Your parents may be like millions of others. Because of their age, or maybe an illness like Alzheimer's, they're no longer able to take care of themselves. Often, they get the help and care they need from a nursing home or some other long-term care facility. It's not cheap, though, and many seniors exhaust their savings paying for the care.
What happens when the money runs out? Out of love, you may feel a moral obligation to help. In some states, however, you may be legally responsible for paying your parents' long-term care.
Filial Responsibility Laws
Filial responsibility laws date back to 17th century English law requiring children to financially support their parents when they couldn't support themselves.
Today, many states have these laws, and children are learning about them the hard way. For example, in Pennsylvania:
- A nursing home sued the son of a resident-patient who could no longer pay for her nursing home care. He didn't hire an attorney, ignored the suit and the home won by getting an $8,000 default judgment against him
- A daughter was sued for over $300,000 for her parents' nursing home care. The nursing home lost because her attorney proved she couldn't afford to pay the bill
The Laws & How They Work
In addition to Pennsylvania, 29 other states (PDF) have filial responsibility laws, including California, Ohio, Rhode Island and Utah.
The laws vary from state to state, but generally they require adult children (usually those at least 18 years old) to provide financial support for their indigent or poor parents.

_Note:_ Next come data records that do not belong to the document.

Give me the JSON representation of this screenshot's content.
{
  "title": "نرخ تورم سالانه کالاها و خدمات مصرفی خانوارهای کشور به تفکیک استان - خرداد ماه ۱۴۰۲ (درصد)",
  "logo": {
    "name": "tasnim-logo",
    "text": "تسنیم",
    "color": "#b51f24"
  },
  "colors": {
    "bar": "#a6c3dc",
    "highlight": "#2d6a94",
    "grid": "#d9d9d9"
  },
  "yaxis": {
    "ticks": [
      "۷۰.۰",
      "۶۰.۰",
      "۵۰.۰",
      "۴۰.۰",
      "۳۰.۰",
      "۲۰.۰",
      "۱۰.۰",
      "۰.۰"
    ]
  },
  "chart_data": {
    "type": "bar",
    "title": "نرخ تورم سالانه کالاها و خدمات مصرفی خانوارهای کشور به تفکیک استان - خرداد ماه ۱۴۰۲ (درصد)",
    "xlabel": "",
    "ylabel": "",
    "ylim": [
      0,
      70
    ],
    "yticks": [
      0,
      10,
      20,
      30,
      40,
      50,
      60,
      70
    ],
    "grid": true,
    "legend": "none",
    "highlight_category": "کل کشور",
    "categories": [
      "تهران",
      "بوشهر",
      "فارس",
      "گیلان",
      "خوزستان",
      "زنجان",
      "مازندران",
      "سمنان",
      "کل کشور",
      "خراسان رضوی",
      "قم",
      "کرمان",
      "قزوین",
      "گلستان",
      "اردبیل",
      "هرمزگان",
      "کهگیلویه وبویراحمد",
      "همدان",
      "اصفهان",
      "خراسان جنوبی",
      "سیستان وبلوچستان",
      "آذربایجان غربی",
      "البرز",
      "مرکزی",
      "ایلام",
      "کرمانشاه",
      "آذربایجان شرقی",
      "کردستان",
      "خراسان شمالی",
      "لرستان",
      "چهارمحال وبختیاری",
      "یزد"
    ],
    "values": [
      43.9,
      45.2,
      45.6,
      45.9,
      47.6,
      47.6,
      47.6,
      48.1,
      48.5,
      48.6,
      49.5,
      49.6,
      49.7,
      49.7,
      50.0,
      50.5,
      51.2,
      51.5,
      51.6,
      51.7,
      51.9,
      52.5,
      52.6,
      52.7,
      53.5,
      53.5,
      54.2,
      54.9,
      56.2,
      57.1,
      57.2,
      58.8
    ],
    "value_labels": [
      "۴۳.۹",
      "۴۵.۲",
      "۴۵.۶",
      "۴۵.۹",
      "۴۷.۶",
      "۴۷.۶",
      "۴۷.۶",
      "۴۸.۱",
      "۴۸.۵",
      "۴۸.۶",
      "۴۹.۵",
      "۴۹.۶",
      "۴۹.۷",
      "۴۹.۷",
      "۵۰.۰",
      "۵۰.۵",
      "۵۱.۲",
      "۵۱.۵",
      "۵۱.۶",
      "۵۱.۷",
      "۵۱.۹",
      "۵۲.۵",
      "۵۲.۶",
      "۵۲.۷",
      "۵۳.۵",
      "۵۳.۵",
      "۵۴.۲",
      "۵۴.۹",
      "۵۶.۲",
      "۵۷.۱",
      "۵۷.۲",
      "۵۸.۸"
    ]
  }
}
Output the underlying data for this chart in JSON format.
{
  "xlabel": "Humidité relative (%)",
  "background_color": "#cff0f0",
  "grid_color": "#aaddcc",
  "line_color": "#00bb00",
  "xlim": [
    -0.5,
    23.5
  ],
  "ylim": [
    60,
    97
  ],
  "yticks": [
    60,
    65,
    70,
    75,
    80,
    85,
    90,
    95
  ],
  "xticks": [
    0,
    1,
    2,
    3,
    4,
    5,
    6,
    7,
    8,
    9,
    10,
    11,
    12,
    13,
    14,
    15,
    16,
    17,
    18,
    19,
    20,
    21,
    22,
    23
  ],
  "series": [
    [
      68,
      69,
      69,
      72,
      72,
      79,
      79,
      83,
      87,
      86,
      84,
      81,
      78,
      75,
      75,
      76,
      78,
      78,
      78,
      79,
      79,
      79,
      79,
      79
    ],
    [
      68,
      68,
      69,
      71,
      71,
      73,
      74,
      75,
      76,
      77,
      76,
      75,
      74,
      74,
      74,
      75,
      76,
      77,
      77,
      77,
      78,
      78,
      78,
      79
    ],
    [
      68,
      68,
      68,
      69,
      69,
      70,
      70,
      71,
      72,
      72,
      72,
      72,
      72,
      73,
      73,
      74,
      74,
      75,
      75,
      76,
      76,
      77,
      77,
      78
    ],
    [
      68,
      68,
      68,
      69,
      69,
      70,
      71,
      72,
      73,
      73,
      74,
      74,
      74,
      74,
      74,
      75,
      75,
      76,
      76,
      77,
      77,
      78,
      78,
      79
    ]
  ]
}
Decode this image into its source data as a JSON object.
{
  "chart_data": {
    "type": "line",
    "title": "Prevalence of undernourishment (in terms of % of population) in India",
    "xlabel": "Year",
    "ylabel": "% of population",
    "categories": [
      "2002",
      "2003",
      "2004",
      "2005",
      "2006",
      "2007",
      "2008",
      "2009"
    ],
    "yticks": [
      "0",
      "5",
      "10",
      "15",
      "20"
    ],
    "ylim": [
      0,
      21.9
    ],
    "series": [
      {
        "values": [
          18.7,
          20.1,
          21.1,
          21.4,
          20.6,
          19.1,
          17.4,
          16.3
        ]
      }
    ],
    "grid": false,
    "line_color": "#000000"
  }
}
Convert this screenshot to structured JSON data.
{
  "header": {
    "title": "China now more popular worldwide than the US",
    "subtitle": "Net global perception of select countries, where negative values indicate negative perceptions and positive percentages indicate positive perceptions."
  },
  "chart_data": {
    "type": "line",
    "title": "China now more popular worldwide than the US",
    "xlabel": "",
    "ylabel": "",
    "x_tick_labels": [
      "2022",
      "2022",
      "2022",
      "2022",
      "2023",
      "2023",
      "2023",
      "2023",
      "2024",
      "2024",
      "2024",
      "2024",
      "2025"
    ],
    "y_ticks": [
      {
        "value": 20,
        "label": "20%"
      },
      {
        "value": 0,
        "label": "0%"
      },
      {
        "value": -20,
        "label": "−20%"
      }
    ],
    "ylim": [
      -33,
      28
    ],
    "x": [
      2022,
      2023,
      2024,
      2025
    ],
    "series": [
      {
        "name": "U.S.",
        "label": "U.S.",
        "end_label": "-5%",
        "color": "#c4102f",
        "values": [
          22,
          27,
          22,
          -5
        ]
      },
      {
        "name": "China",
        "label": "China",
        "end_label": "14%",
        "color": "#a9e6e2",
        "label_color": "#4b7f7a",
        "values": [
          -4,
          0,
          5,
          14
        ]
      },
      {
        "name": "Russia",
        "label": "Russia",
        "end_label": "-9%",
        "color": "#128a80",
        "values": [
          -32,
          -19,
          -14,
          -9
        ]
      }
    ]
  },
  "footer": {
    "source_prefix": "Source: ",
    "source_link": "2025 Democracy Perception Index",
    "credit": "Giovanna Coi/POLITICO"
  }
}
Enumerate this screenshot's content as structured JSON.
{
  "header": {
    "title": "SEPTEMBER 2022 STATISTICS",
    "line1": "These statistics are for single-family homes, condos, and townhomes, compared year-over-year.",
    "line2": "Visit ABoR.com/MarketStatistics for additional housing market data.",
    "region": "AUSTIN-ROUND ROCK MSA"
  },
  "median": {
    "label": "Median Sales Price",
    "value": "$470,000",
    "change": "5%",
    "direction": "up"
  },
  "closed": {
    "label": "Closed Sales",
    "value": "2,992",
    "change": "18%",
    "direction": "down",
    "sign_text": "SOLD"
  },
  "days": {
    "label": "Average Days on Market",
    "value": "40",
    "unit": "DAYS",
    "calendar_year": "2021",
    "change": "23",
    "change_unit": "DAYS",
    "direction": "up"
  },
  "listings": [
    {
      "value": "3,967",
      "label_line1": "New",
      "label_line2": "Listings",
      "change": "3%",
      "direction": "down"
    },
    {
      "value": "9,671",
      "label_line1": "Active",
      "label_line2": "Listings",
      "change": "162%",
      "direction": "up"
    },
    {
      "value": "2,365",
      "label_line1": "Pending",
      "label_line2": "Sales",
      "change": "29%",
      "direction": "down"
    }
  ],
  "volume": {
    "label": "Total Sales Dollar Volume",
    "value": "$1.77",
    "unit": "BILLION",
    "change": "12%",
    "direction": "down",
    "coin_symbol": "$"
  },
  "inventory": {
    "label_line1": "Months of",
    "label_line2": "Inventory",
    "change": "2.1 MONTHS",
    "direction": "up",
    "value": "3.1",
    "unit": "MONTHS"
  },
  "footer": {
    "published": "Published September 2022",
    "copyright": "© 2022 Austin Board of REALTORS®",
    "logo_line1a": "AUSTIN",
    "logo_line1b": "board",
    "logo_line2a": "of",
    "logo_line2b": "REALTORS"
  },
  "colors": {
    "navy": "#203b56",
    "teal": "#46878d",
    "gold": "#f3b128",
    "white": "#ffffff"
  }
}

Some states, like Utah, look to others - like the parents' brothers and sisters - if there are no children or the children can't pay.
Enforcing the Laws
The states enforce their filial responsibility laws in different ways, too. For example:
Each state's law spells out who can start legal actions for support, and they they're different from state to state. In general, though, civil actions for support usually may be filed by parents; state, county or local government agencies; or long-term care facilities. County or local prosecutors start criminal actions.
Penalties for Non-Payment
Depending on the process in your state, in a civil action, a court may enter an order of support for a parent. That order, like any other court order, may be enforced by the court, and if necessary through a contempt action. The child faces a fine, jail time or both if found to be in contempt.
In some states, a judge or jury may enter a judgment against the child for the amount owed for the parent's care. A judgment may be enforced in any number of ways, including garnishment of your wages or a lien against your home or real estate.
Where criminal actions are allowed, you may face a fine, jail time or both. For instance, in Massachusetts, you may be fined up to $200, sent to jail for up to one year or both.
Children May Not Have To Pay
Most states don't make adult children liable for their indigent parents' long-term care costs in all situations. There are defenses you may be able to raise For instance:
- In Pennsylvania, Ohio and other states, you may not be required to pay if you can prove you can't afford it, or if you were abandoned as a child by your indigent parent
- In states like Indiana (PDF), you don't have to pay unless the indigent parent provided you with the necessary food, shelter, medical attention and education up to the time you turned 16 years old
- You can avoid a criminal conviction in Massachusetts if you can show you've provided reasonable support for your parents while your brother and sisters have not
Usually, courts will consider items like your earnings, financial obligations (mortgage, credit card bill, etc.) and your own children's education costs when figuring out if you can pay for an indigent parent's care.
Carefully read and understand the filial responsibility laws in your state if a home or state agency is looking to you for payment and you can't afford it. Or contact an attorney immediately. As the two Pennsylvania cases show, it could make a big difference in how the case ends.
Plan Ahead for Long-Term Care
Legal actions for filial responsibility aren't all that common, but the trend may change.
In the wake of the Great Recession of 2008-2009, the federal government and many state lawmakers face budget woes well into 2011 and beyond. Medicaid and other state-funded nursing home programs may lose some funding. Nursing homes and other care facilities may turn to filial responsibility laws to recover the costs of care.
You can protect yourself and your aging parents by acting now and planning ahead. Through estate planning, long-term care insurance and knowing how Medicaid works can help make sure your parents get the care and attention they need when the time comes.
Questions for Your Attorney
- What should I do if I'm sued for filial responsibility but my brothers and sisters haven't?
- My mother had problems with drugs and alcohol when I was child and I was raised almost entirely by my grandparents. Will I have to pay for my mother's nursing home care?
- My father is in a nursing home in a state with filial responsibility laws; there are no such laws in my state. Can I be forced to pay for his nursing home care?